## 16.482 / 16.561: Computer Architecture and Design Spring 2015

## Homework #8 Due **12:00 PM (noon), Friday, 4/10/2015**

## Notes:

- While typed submissions are preferred, handwritten submissions are acceptable.
- Any electronic submission must be in a single file. Archive files will not be accepted.
- Electronic submissions should be e-mailed to Dr. Geiger at <u>Michael\_Geiger@uml.edu</u>.
- This assignment is worth a total of 100 points.
- 1. <u>Virtual memory</u> (30 points) Answer the following questions about a process that uses the page table below:

| Virtual<br>page # | Valid bit | Reference<br>bit | Dirty bit | Frame # |
|-------------------|-----------|------------------|-----------|---------|
| 0                 | 1         | 0                | 0         | 5       |
| 1                 | 1         | 0                | 1         | 0       |
| 2                 | 0         | 0                | 0         |         |
| 3                 | 1         | 1                | 0         | 3       |
| 4                 | 0         | 0                | 0         |         |
| 5                 | 1         | 1                | 1         | 2       |
| 6                 | 0         | 0                | 0         |         |
| 7                 | 1         | 1                | 0         | 1       |

- a. (10 points) Which pages above are candidates to be evicted on a page fault?
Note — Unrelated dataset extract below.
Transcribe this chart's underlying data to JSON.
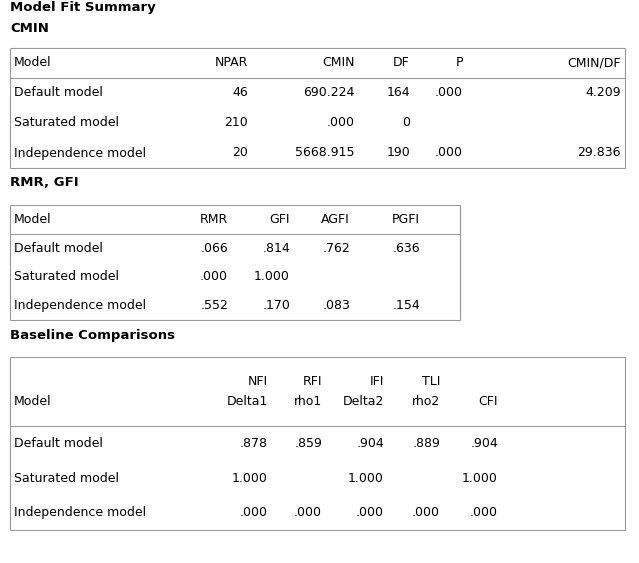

Which, if any, are better candidates to evict?
- b. (20 points) Assuming 8 KB pages, what physical addresses would the virtual addresses below map to? Note that some virtual addresses may not have a valid translation, in which case you should note that address causes a page fault.
  - 0xABCD
  - 0x1792
  - 0x4680
  - 0x5701

2. <u>Cache optimizations: Multi-banked/non-blocking caches</u> (40 points) Assume we have a system containing 64 blocks of memory, labeled B0-B63. (We do not need to know the block size for this problem.) This system has a 16-line, direct-mapped cache that is initially empty. Assume we have a program that accesses 20 of these blocks in the following order, with one access initiated per cycle unless a stall occurs:

63, 12, 28, 24, 42, 10, 14, 52, 51, 18, 0, 1, 3, 16, 4, 23, 8, 36, 27, 31

Note that, with an initially empty cache and no access to the same block twice, all of these accesses will miss. You should assume each miss takes 10 cycles to handle. This problem assesses the impact of several different cache organizations on those misses.

a. (5 points) Calculate the total time for these 20 accesses if the cache is not split into banks and is therefore a blocking cache (i.e., only one access can be handled at a time).

b. (15 points) Calculate the total time for these 20 accesses if the cache is divided evenly into four banks. Assume the blocks are <u>not</u> interleaved sequentially, so blocks are mapped to cache lines using normal direct mapping. In other words, B0 maps to cache line 0, B1 to cache line 1, and so on. Assume bank 0 holds cache lines 0-3, bank 1 holds cache lines 4-7, etc.

c. (15 points) Calculate the total time for these 20 accesses if the cache is divided evenly into four banks and the blocks are interleaved sequentially across those four banks.

d. (5 points) Determine the ideal mapping of memory blocks to cache banks for this program (i.e., the mapping that gives you the minimum total time for all 20 accesses).

3. <u>Cache optimizations: Early restart/critical word first</u> (30 points) You are studying a system with the following memory characteristics. The 32-bit processor contains a single 64 KB direct-mapped cache with 256-byte blocks. A 32-bit bus connects the cache to 2 GB of off-chip memory. The bus is capable of supplying a word to the cache every 250 μs.

Determine the average latency for a cache miss under three conditions:

- Sequential cache block fill (i.e., start with word 0 and fill all words in block)
- Early restart
- Critical word first with early restart

In addition, show the speedup over sequential block fill for both early restart and critical word first with early restart. (In other words, how much faster is each of the enhanced techniques than sequential block fill?) You should assume that the requested word is, on average, in the middle of the cache block (since cache blocks hold an even number of words, choose the first "middle" word—word 1 in a 4-word block, word 3 in an 8-word block, etc.).